The nuclear RNA-interactome of human embryonic stem cells (hESCs)

Here, we performed RNA-interactome capture (RIC) on nuclear fractions from human embryonic stem cells (hESCs). The poly(A)+ RNA-bound proteome was determined by UV light-mediated cross-linking (CL) of RNAs to proteins in living cells, followed by nuclei isolation, oligo(dT) purification of poly(A)-RNA-protein complexes, and mass spectrometry analysis of captured proteins. As a control, we applied a similar strategy to non-cross-linked (non-CL) samples. RIC was performed in four independent biological replicates. This data accompanies the manuscript: "Uncovering the RNA-binding protein landscape in the pluripotency network of human embryonic stem cells". Abstract: "Embryonic stem cell (ESC) self-renewal and cell-fate decisions are driven by a broad array of molecular signals.
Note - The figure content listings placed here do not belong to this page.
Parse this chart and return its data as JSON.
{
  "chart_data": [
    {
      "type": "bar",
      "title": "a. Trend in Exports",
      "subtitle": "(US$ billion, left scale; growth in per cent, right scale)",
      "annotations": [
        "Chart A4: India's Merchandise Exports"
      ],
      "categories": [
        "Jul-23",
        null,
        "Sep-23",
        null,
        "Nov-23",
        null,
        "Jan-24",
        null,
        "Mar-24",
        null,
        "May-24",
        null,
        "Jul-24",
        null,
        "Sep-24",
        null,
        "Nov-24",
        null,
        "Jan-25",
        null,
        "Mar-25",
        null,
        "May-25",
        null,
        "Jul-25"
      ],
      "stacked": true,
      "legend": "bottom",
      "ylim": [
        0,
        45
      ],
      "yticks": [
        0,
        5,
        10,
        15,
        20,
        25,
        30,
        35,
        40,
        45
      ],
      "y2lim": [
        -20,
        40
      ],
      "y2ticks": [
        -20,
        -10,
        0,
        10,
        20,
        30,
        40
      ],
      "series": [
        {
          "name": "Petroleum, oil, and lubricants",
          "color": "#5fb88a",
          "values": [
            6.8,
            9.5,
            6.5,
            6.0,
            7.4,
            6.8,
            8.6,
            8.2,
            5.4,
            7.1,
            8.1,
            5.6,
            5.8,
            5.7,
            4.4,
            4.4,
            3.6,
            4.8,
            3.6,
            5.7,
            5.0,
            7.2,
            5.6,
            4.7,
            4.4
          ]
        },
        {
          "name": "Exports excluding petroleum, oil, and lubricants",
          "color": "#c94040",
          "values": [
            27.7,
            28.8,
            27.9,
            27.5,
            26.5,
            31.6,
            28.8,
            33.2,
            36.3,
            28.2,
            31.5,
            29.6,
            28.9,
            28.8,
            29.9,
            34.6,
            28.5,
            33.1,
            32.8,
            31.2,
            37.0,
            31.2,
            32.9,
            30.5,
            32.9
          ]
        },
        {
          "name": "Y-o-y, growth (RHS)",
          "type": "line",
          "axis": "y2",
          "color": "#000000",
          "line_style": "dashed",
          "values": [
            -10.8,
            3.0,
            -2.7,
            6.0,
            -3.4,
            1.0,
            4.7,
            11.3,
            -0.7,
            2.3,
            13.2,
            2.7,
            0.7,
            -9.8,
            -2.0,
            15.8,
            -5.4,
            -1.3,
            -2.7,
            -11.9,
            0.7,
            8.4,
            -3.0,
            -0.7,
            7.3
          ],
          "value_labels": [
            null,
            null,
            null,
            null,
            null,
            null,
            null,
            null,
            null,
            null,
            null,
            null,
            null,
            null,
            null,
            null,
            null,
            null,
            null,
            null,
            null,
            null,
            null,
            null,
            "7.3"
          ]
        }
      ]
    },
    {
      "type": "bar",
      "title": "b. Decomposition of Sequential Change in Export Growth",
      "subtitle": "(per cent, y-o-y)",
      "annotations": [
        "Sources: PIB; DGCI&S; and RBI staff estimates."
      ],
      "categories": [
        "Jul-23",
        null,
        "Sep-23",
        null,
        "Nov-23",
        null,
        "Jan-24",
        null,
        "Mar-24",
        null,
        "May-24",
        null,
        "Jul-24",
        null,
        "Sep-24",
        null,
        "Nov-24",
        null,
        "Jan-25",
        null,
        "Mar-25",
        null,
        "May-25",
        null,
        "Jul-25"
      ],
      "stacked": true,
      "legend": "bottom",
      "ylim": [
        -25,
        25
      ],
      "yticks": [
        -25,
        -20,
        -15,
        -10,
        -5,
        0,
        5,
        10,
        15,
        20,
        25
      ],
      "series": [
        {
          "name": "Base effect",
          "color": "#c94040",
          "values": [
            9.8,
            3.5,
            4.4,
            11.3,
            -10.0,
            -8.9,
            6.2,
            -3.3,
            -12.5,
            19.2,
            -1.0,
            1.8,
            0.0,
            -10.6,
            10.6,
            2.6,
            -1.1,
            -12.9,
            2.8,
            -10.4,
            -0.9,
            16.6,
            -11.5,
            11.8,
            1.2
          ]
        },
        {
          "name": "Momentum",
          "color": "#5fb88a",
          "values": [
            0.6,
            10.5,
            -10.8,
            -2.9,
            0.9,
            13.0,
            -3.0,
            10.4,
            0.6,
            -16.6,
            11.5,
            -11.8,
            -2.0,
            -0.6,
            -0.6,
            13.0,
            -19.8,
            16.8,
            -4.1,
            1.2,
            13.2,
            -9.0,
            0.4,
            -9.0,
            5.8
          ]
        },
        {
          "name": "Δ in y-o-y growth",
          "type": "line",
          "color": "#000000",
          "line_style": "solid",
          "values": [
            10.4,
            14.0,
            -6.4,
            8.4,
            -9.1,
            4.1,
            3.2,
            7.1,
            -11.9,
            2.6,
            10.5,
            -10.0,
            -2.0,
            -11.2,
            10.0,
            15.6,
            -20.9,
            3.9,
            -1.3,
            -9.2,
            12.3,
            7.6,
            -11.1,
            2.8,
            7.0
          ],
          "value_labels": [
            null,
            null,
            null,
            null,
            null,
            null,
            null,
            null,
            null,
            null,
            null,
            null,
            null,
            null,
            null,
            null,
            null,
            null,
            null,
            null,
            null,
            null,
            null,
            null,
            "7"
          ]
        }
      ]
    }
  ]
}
While transcriptional regulators have been extensively studied in human ESCs (hESCs), the extent to which RNA-binding proteins (RBPs) contribute to human pluripotency remains unclear. Here, we carry out a proteome-wide screen and identify 810 proteins that directly bind RNA in hESCs. We reveal that RBPs are preferentially expressed in hESCs and dynamically regulated during exit from pluripotency and early lineage specification. Moreover, we show that nearly 200 RBPs are affected by knockdown of OCT4, a master regulator of pluripotency, several dozen of which are directly bound by this factor. Intriguingly, over 20 percent of the proteins detected in our study are putative DNA- and RNA-binding proteins (DRBPs), among them key transcription factors (TFs). Using fluorescently labeled RNA and seCLIP (single-end enhanced crosslinking and immunoprecipitation) experiments, we discover that the pluripotency-associated STAT3 and OCT4 TFs interact with RNA in hESCs and confirm the direct binding of STAT3 to the conserved NORAD long-noncoding RNA. Taken together, our findings indicate that RBPs have a more widespread role in human pluripotency than previously appreciated, reinforcing the importance of post-transcriptional regulation in stem cell biology".